In another instance, I was forced to oversee the liquidation of a company that manufactured a critical component for an automotive company. The component was a very precisely manufactured technical family of products and was the sole supplier for the automotive manufacturer. Over the years the automotive company had squeezed the component manufacturer for price concessions to the point where there was no profitability. After several years of losses, the investors and the bank were facing “lender fatigue” and wanted out of the company. I was given no option but to liquidate a 100-year-old business that might have been saved had the company performed a customer analysis at an earlier date when other options were still available.

Firing a Customer

The hardest thing a company can do is fire a customer. There are reasons for doing this besides obvious economic ones. These can include the following six things:

  1. Overly demanding service requirements

  2. Consistent slow pay and collection problems

  3. Exaggerated warranty demands

  4. Continual threats of legal action

  5. Quality requirements beyond reasonableness, coupled with high returns

  6. Abusive or dishonest relationship

Firing a customer, as I have illustrated, can actually be a constructive process and should not be an emotional decision. It should involve the following four steps:

  1. Determine what the economic cost of the customer is in real dollars. Quantify each service and demand of the customer, and determine what you must charge in order to recover these costs.

  2. Have a frank discussion with the customer to determine if you can modify its demands to make doing business together worthwhile, for example, agreeing to more acceptable payment terms.

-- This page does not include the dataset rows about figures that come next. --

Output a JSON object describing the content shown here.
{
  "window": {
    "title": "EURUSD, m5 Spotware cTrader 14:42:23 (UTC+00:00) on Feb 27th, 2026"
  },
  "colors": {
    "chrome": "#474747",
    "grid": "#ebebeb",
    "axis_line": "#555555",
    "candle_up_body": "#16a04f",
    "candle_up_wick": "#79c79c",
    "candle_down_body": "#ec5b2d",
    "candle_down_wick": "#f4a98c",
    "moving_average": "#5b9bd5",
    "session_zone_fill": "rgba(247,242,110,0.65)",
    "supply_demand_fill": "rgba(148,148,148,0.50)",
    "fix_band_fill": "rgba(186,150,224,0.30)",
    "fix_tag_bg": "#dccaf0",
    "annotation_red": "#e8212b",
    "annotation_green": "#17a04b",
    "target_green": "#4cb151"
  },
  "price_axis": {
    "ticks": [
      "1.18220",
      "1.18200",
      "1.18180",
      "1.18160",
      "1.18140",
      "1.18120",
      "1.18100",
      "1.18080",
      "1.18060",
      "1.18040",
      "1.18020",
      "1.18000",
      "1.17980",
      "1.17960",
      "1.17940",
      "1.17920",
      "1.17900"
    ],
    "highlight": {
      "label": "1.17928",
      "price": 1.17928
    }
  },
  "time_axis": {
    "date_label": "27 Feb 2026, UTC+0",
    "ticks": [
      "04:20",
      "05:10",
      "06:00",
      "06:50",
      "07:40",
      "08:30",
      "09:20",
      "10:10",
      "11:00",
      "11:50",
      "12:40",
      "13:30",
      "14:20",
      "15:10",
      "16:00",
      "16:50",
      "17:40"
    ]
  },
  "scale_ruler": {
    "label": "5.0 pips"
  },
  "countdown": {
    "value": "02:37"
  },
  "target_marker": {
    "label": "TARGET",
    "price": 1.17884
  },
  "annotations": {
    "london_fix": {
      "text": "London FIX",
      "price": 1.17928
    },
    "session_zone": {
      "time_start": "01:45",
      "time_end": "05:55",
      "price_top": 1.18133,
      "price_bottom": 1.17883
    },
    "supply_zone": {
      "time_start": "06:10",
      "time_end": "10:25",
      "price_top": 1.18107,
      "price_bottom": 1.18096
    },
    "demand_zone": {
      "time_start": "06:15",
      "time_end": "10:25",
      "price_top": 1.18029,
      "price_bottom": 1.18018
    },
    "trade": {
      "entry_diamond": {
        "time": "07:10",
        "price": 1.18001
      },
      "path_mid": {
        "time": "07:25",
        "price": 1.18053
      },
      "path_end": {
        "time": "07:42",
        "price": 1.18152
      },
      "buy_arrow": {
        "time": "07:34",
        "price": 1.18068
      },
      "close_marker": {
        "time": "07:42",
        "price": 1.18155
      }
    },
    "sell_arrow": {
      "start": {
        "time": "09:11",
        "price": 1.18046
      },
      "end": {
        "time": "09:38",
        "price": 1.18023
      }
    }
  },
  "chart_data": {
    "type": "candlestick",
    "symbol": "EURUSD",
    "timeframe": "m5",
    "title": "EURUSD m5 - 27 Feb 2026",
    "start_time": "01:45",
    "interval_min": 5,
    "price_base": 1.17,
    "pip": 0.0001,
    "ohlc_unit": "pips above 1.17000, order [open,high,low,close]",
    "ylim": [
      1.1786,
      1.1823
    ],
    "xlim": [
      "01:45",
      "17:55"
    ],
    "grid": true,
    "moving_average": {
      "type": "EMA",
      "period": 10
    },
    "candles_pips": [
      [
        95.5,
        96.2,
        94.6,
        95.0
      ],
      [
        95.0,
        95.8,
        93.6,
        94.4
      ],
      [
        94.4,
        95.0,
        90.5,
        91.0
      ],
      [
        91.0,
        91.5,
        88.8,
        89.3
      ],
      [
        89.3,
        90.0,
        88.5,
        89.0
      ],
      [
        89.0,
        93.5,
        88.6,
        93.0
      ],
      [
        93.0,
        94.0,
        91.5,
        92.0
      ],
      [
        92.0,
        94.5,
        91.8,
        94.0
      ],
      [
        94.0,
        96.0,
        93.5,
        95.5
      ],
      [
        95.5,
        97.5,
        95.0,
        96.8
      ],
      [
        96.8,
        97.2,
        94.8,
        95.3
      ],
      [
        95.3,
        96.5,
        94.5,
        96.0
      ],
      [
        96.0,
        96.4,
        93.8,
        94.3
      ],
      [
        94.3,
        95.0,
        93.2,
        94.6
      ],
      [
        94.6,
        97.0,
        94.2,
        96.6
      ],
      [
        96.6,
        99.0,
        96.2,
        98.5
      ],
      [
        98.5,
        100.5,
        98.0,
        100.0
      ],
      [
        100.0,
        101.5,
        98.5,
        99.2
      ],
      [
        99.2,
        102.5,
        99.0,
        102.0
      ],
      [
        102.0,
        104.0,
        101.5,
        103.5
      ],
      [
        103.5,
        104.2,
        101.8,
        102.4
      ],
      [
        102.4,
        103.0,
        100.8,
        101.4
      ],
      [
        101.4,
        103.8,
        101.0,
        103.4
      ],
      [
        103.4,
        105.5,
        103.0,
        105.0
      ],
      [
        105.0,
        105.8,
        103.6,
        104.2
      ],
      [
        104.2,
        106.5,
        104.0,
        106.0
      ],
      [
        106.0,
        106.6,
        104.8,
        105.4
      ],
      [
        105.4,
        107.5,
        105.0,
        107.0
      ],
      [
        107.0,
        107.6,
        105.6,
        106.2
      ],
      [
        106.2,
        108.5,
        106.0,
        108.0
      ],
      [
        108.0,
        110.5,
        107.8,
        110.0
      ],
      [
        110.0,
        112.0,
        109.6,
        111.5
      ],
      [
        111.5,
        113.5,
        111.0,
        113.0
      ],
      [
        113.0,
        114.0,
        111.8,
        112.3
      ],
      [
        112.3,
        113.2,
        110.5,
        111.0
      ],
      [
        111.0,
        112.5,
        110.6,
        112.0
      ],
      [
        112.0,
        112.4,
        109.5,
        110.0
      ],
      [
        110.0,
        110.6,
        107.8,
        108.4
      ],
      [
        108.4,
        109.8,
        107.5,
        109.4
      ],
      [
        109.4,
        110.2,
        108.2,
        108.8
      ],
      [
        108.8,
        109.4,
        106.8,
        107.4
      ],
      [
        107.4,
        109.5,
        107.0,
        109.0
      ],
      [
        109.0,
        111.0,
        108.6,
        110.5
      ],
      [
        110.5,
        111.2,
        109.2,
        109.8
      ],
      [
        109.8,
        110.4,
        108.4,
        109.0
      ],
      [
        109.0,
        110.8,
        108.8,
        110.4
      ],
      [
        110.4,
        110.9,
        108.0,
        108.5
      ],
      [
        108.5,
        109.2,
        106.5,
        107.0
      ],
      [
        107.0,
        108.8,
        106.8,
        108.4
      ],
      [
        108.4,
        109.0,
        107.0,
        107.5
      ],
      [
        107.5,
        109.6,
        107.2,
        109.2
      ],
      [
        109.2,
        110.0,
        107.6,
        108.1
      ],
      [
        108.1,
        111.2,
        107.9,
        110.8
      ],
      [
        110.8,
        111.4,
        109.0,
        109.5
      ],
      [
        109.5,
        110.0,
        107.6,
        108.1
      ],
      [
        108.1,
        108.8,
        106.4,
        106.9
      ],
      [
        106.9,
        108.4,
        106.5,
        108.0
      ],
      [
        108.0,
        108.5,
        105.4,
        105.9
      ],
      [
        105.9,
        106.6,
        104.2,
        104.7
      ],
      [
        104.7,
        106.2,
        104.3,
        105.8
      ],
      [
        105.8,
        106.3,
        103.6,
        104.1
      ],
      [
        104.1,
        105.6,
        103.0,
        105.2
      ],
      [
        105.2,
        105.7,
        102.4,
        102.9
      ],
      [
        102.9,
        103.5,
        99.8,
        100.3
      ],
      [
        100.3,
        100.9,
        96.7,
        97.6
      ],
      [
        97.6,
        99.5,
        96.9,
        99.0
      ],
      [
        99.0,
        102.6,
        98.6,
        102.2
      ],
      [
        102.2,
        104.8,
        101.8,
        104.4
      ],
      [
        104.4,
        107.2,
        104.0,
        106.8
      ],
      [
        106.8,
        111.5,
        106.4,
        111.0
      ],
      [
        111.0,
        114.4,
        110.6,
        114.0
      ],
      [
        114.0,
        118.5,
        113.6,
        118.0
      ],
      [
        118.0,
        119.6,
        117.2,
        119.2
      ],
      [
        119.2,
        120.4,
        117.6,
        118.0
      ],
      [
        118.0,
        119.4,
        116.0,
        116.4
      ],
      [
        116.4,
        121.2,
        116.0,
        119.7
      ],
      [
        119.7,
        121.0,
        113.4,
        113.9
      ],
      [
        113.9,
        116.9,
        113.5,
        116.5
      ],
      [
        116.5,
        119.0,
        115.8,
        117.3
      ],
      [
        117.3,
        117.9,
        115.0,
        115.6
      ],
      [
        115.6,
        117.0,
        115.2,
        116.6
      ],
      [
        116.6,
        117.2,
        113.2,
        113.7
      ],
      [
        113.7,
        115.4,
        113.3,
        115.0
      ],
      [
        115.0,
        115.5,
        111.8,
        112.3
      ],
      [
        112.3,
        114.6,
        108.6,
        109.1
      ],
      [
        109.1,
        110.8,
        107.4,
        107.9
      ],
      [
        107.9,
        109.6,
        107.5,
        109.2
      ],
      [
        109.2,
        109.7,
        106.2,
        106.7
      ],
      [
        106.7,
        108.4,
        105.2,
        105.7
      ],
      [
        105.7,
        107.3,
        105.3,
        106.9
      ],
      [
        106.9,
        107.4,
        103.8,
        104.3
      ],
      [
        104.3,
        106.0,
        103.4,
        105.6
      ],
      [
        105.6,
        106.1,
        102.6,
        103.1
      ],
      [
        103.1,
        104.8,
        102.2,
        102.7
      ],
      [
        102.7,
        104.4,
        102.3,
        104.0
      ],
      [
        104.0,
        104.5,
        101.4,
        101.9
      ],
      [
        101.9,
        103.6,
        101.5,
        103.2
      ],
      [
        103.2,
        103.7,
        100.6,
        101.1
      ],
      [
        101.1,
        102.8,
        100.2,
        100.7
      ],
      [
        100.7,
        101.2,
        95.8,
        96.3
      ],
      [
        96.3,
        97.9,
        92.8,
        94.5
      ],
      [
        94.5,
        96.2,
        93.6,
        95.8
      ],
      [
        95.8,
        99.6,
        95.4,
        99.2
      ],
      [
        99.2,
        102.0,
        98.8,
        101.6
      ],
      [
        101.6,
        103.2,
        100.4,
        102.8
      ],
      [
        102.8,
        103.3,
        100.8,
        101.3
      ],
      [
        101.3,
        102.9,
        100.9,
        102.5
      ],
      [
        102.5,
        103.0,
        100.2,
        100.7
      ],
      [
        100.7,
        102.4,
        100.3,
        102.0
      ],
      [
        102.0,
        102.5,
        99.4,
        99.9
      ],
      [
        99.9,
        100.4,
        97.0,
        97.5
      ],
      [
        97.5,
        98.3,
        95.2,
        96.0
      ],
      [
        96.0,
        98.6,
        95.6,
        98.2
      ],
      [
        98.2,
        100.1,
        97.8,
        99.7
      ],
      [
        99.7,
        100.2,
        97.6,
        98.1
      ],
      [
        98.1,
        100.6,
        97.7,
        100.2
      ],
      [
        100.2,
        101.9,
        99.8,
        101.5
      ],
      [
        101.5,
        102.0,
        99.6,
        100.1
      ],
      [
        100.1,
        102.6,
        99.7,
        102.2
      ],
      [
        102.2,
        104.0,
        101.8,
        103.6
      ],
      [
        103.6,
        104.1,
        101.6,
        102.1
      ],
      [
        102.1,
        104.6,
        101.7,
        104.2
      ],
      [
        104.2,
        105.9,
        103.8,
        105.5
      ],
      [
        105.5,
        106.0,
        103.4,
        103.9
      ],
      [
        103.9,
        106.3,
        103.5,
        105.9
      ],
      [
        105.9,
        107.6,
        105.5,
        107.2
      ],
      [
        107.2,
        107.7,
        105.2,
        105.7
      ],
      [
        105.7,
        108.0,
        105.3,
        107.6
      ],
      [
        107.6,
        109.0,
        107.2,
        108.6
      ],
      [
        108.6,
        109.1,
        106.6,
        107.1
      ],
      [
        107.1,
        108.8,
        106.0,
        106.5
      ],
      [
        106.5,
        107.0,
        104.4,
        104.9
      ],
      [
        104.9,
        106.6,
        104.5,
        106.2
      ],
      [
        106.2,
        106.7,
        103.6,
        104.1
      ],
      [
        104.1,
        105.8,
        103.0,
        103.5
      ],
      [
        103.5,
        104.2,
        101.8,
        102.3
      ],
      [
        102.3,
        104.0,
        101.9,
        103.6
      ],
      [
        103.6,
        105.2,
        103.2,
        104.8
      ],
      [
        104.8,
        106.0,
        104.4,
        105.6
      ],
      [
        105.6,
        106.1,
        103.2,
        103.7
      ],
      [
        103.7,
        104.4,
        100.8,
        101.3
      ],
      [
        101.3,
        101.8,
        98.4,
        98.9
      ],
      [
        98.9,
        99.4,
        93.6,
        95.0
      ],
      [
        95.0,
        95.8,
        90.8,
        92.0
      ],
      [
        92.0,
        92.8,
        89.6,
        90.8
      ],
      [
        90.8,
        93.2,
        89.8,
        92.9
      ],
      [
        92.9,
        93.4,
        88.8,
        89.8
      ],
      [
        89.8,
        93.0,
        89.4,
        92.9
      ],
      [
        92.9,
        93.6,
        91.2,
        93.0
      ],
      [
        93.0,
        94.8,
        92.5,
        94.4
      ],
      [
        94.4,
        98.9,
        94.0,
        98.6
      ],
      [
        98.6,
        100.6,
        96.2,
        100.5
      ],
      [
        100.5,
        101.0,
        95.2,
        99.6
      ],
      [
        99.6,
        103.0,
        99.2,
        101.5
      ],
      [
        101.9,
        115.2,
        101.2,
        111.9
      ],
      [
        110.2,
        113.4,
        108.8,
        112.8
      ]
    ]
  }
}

  3. Raise prices and put the continuance decision into the customer’s court.

  4. Prepare your organization for the loss of business by reducing overhead.

Because customers can actually drain profit rather than generate profit, companies should perform customer analyses often, perhaps every six months. Sales conditions and product mix change. With a new customer I recommend a review of the account’s performance after the first three months of service. This simple review will often avert a great deal of angst in driving continued profitability for your company.